After reading up on this EXIF data I want it stripped form my images.
Hi David,
Well, explain these two different warnings from Photopaint and Photoshop. (The color management default settings were identical.)
I'm not interested in the EXIF data either.So what ??A good many photographers want to see it. The PSP photography group specifically asks that it be included. Roy has repeatedly asked for it.
Why does CDGS go out of its way to strip it out of the file. The reasons for stripping it out given by Tony Severenook are incomprehensible.Are you pushing to keep it removed just because you and I don't use it.Phil
Thanks Roy, as always a quality job.
BTW I hope you get the weather so you can fly a kite!
Hi Mike Yes, those sections are added by Lightroom. I've saved a JPG from my camera to see whether it adds the copyright info to the IPTC metadata, but it doesn't. It adds it to a section headed IFD0 which is part of the EXIF metadata. If you add tags or rating to an image from Windows Explorer this is the section where those things are recorded.
The copyright info is also added by LR to the IPTC metadata.
I cannot see the profiles in PP PS does so this may be an issue with how certain cameras are embedding profiles. There is a test TIFF there. BTW this file was generated from my D50 as RAW and processed via Aftershot Pro where the profile was embedded.

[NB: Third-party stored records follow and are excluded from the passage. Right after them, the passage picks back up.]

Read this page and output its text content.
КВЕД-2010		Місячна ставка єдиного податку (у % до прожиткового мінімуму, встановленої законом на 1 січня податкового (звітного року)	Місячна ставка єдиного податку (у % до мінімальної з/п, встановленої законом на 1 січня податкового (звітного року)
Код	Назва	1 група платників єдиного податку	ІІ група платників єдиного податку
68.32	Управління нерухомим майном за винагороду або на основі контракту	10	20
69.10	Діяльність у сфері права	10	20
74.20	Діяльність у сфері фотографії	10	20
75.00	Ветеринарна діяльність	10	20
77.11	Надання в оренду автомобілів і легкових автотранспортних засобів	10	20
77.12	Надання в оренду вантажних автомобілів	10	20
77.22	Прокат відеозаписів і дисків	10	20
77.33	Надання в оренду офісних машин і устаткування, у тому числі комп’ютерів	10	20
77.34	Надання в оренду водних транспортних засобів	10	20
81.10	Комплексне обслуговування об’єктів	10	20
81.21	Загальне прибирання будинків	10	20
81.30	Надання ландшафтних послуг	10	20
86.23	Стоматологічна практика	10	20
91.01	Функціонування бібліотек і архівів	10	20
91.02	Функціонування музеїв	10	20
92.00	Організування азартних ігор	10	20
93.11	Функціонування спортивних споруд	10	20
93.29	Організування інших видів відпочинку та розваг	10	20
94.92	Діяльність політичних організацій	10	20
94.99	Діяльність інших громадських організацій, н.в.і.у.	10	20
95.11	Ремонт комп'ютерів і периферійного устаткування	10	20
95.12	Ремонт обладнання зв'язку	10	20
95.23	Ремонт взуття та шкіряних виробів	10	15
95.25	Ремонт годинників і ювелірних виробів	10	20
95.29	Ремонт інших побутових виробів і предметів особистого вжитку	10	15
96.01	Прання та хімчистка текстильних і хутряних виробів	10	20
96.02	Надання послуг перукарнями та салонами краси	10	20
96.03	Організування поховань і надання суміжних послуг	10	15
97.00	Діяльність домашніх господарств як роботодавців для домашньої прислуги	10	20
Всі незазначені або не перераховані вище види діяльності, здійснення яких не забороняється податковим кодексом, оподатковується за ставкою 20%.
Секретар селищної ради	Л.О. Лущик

I have tested my camera but as I am not a photographer my camera is pretty old, I'd be happier to test newer cameras. I sent Ariels images along to Corel. It's better if we can have more brands of cameras. I know that Lightroom and Aftershot Pro embedding works.
No one said that it was you or your knowledge, in my line of work I can count on one hand the number of JPG files I get in a year.